2019 se referme et avec cette année une décennie qui a vu tant de bouleversements. Ce fut le cas également à Bruxelles où les paysages urbanistique, économique, festif, sécuritaire et écologique ont radicalement changé. Voici les dix changements notoires qu’a connus la Région de Bruxelles-capitale au cours de ces dix dernières années.

Plus de 120.000 habitants en dix ans

1,084 million d’habitants en 2010, 1,211 million en 2019. Si les dernières statistiques n’ont pas encore été publiées, une chose est sûre : l’accroissement de la population a été flagrant dans les 19 communes. Une décennie de boom démographique après plusieurs décennies sous le million d’habitants avec une moyenne de 950.000 habitants dans les années 90 jusqu’au milieu des années 2000. Trois communes sont particulièrement impactées: la Ville de Bruxelles avec plus de 180.000 habitants, Schaerbeek qui dépasse les 130.000 habitants et Anderlecht qui devrait terminer 2019 à plus de 120.000 habitants.

Comment expliquer ce boum ? Deux facteurs principalement: le taux de natalité plus important qu’en Flandre et qu’en Wallonie et l’immigration internationale. Selon l’IBSA, l’Institut bruxellois de statistique et d’analyse, les principaux courants migratoires proviennent d’Union européenne (élargissement à l’Est), les Sud-Américains (Brésiliens principalement), les Indiens (travailleurs dans le domaine informatique), les Guinéens (anciens demandeurs d’asile régularisés) et les Syriens (suite à la guerre civile de 2011).

Le piétonnier du centre-ville

Révolution dans le centre-ville de Bruxelles le 29 juin 2015 : les boulevards du centre sont transformés en piétonnier entre la place De Brouckère et la place Fontainas. Le scepticisme est de mise : par où vont passer les dizaines de milliers de véhicules qui empruntent chaque jour cette zone qui traverse le Pentagone de part en part ? Mais le projet tant désiré par le bourgmestre Yvan Mayeur (ex-PS) passera coûte que coûte. Après une phase-test, place aux aménagements et aux grands travaux. Ceux-ci se terminent. Ils s’accompagnent d’un vaste chantier de remise à niveau des stations de prémétro qui jalonnent le centre-ville.

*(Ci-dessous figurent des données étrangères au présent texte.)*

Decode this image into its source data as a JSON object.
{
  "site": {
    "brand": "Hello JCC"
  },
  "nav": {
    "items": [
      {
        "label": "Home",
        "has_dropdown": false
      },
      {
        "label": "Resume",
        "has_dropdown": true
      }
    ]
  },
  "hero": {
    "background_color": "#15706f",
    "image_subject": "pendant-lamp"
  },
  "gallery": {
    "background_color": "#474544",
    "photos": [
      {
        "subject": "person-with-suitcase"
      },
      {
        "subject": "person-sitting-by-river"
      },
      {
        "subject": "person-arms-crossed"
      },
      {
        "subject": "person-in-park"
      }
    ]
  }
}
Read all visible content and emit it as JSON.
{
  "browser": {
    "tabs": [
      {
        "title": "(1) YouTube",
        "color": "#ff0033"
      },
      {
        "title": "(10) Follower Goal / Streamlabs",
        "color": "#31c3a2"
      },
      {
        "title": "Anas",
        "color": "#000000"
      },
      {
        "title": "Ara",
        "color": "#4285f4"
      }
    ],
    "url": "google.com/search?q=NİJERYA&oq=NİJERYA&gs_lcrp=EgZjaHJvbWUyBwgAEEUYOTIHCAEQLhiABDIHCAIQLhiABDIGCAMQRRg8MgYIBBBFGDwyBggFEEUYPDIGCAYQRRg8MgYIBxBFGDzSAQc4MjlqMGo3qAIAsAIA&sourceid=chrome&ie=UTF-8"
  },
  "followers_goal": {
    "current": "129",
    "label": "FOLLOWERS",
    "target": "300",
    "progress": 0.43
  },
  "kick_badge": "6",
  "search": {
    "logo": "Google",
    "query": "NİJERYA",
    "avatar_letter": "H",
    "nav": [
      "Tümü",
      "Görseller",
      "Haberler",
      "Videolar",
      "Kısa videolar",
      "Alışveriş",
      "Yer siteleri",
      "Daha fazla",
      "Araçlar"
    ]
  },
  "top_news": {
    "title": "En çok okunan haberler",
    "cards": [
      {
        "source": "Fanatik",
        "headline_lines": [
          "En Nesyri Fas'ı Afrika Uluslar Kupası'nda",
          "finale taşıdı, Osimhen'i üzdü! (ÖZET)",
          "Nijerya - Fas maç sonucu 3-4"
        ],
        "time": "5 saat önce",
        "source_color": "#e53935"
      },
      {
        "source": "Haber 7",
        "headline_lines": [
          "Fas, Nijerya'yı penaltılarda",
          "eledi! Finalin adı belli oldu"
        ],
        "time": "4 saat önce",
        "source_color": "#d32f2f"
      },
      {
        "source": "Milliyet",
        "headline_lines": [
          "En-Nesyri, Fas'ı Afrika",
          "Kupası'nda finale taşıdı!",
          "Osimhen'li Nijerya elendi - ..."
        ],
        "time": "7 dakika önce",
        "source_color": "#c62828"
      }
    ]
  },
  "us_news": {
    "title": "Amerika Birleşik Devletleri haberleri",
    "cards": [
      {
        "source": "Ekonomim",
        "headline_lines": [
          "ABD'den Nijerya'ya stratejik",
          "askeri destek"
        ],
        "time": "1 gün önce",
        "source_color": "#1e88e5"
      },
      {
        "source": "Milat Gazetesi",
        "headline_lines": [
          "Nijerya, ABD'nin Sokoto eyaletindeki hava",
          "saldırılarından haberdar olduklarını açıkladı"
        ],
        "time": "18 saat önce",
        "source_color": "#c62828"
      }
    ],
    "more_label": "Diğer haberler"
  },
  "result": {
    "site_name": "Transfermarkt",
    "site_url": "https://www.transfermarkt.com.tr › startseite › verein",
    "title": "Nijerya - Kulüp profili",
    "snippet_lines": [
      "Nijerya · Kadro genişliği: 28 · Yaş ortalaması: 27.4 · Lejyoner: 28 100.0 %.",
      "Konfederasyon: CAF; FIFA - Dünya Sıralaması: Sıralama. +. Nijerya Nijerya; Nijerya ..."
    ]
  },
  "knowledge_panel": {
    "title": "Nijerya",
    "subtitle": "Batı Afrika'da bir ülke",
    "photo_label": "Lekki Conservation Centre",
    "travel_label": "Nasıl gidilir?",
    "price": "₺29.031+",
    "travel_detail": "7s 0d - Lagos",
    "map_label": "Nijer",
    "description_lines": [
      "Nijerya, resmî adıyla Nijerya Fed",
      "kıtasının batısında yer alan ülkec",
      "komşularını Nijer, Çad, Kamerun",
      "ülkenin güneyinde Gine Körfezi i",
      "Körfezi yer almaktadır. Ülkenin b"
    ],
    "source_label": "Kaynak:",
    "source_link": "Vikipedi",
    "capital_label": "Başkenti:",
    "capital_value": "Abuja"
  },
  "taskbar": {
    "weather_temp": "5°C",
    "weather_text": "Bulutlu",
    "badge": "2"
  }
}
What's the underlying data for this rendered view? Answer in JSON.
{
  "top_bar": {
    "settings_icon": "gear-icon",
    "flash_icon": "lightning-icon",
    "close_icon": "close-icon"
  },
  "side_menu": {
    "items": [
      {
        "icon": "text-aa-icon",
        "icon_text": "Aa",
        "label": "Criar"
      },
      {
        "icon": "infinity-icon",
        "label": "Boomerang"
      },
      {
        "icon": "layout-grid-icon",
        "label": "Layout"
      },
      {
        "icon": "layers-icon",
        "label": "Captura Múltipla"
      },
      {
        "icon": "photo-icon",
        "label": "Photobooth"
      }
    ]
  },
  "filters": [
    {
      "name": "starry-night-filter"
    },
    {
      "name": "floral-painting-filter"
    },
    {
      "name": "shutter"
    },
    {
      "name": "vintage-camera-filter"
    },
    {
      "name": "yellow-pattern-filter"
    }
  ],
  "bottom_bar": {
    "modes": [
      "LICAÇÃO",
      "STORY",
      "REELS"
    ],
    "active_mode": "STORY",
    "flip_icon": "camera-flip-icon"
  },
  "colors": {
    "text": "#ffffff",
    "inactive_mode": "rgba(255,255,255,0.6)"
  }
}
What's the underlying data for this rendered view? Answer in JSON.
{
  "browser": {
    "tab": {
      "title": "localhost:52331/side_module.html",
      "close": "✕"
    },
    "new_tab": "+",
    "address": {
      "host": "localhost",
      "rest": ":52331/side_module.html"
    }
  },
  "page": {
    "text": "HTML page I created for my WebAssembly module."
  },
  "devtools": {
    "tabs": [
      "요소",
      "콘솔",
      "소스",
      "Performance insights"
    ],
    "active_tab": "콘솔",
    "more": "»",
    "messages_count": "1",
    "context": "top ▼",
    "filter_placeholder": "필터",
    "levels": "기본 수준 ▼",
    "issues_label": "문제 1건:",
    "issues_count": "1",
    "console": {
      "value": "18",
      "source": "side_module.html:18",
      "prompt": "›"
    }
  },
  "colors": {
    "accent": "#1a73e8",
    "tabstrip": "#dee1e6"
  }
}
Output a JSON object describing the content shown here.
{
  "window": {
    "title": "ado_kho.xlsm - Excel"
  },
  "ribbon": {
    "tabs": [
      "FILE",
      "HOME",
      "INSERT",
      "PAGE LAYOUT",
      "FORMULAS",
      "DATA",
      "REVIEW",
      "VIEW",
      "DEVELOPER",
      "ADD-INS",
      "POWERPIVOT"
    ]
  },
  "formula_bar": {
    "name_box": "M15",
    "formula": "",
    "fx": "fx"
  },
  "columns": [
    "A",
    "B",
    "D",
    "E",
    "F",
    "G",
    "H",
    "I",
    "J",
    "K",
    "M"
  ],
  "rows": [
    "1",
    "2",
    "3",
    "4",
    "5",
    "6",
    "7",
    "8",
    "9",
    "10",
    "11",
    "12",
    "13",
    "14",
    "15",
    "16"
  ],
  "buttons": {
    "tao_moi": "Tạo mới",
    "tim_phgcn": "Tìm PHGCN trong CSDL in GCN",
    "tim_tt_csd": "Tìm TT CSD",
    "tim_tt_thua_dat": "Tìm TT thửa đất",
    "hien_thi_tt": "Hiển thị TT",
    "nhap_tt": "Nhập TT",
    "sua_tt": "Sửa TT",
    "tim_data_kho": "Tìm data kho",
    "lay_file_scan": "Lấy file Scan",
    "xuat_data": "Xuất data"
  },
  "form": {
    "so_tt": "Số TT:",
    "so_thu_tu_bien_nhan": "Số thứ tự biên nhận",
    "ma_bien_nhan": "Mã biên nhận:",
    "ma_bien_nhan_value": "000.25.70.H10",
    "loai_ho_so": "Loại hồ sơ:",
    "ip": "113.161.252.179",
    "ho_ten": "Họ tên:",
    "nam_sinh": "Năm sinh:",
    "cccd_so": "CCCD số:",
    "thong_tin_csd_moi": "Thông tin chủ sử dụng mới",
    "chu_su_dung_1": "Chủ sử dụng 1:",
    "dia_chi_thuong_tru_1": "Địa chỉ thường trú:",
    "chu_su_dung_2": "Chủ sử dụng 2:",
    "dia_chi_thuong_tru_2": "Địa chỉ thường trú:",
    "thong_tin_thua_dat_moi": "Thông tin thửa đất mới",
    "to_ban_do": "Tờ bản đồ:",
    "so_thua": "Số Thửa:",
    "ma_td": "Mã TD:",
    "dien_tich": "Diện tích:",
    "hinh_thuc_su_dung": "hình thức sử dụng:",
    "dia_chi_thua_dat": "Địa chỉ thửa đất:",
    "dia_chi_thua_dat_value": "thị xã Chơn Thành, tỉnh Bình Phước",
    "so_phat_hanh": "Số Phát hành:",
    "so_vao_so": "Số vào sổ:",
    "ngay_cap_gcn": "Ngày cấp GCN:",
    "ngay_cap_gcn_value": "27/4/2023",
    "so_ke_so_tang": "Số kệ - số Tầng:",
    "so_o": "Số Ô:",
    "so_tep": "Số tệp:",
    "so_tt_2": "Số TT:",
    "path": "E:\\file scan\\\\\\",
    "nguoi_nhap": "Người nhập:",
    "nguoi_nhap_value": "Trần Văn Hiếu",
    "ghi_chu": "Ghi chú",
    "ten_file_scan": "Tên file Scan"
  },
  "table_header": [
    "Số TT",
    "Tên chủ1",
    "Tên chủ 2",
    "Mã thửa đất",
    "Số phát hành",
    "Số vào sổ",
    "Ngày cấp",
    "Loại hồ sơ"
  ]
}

Evidemment, le piétonnier a fait des dégâts les premiers mois. Des commerces ont fermé. L’activité économique a reculé. On se souvient de la polémique née avec la fermeture du restaurant gastronomique "Chez Cécila". Depuis peu, l’heure est à l’optimisme : de nouveaux commerces sont apparus. Des supérettes ont ouvert leurs portes, de même qu’une grande chaîne de fast-food et des commerces de bouche. Certains pointeront la baisse de qualité de l’offre tout comme l’insécurité et les actes de vandalisme. Mais l’aspect global du quartier a évolué.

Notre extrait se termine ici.